On the one hand it appears that the industry agrees with the ambition to be world leading. But on the other hand, Norwegian Oil and Gas voiced an opinion in the media just after the new year, that it was OK to reduce budgets for safety in line with the industry’s ongoing cost cutting initiatives in general.
So can you have continuous improvement with reduced costs? If so, is this a recipe for “free lunch”? We do not think so. Our research has demonstrated that with respect to major hazard risk at least, continuous improvement has been a “slogan” without real contents for more than 20 years.
We have recently suggested to PSA that they need to publish guidance on how to implement “continuous improvement”, to avoid it just being a slogan, and become the important tool (?) it is supposed to be.

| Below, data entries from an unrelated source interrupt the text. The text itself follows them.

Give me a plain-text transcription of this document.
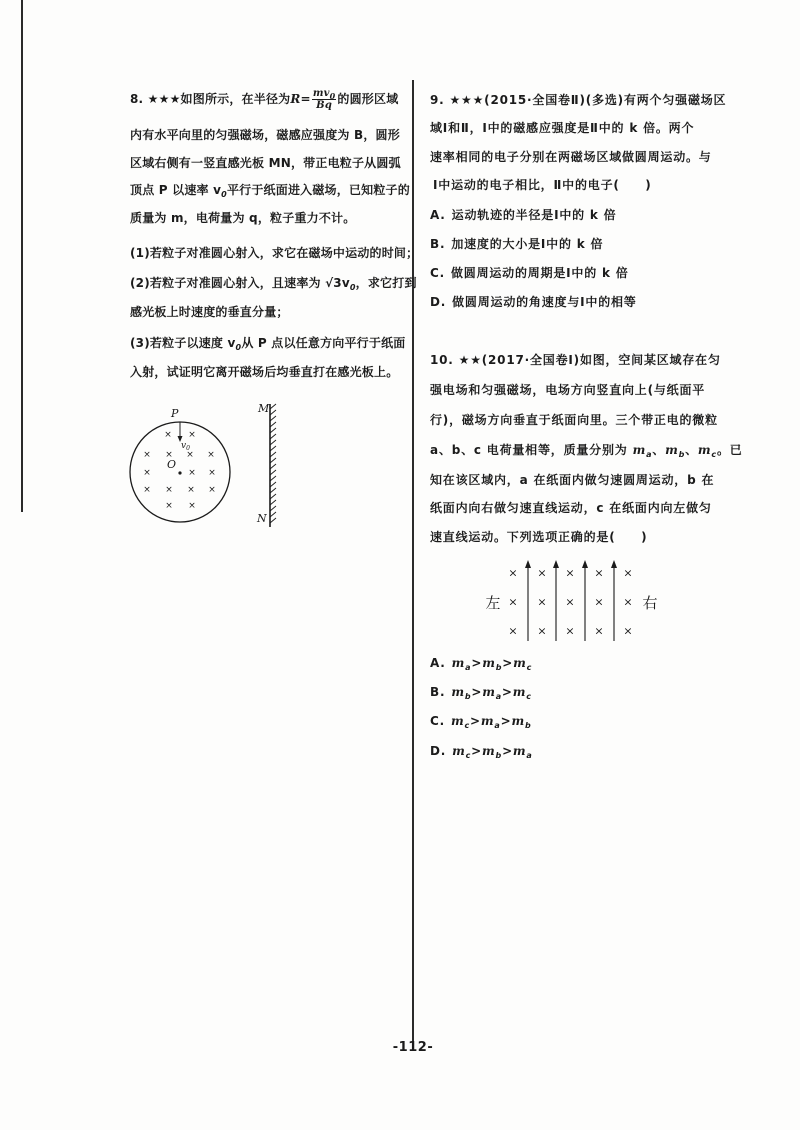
8. ★★★如图所示，在半径为$R= \frac{mv_0}{Bq}$ 的圆形区域
内有水平向里的匀强磁场，磁感应强度为 B，圆形
区域右侧有一竖直感光板 MN，带正电粒子从圆弧
顶点 P 以速率 $v_0$平行于纸面进入磁场，已知粒子的
质量为 m，电荷量为 q，粒子重力不计。
(1)若粒子对准圆心射入，求它在磁场中运动的时间；
(2)若粒子对准圆心射入，且速率为 $√3v_0$，求它打到
感光板上时速度的垂直分量；
(3)若粒子以速度 $v_0$从 P 点以任意方向平行于纸面
入射，试证明它离开磁场后均垂直打在感光板上。
P
$v_0$
O
M
N
× ×
× × × ×
×	× ×
× × × ×
× ×
9. ★★★(2015·全国卷Ⅱ)(多选)有两个匀强磁场区
域Ⅰ和Ⅱ，Ⅰ中的磁感应强度是Ⅱ中的 k 倍。两个
速率相同的电子分别在两磁场区域做圆周运动。与
Ⅰ中运动的电子相比，Ⅱ中的电子(　　)
A. 运动轨迹的半径是Ⅰ中的 k 倍
B. 加速度的大小是Ⅰ中的 k 倍
C. 做圆周运动的周期是Ⅰ中的 k 倍
D. 做圆周运动的角速度与Ⅰ中的相等
10. ★★(2017·全国卷Ⅰ)如图，空间某区域存在匀
强电场和匀强磁场，电场方向竖直向上(与纸面平
行)，磁场方向垂直于纸面向里。三个带正电的微粒
a、b、c 电荷量相等，质量分别为 $m_a$、$m_b$、$m_c$。已
知在该区域内，a 在纸面内做匀速圆周运动，b 在
纸面内向右做匀速直线运动，c 在纸面内向左做匀
速直线运动。下列选项正确的是(　　)
左	右
×
×
×
×
×
×
×
×
×
×
×
×
×
×
×
A. $m_a>m_b>m_c$
B. $m_b>m_a>m_c$
C. $m_c>m_a>m_b$
D. $m_c>m_b>m_a$
-112-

In our view, continuous improvement and cost cutting in the HES field are incommensurable. With the extensive improvement of risk levels that has been achieved over the past 30 years, further improvement does not at all come without costs. Further improvement is in many areas quite challenging (and costly!) with this background and context. That is one of the reasons why PSA guidance has been missed for a long time.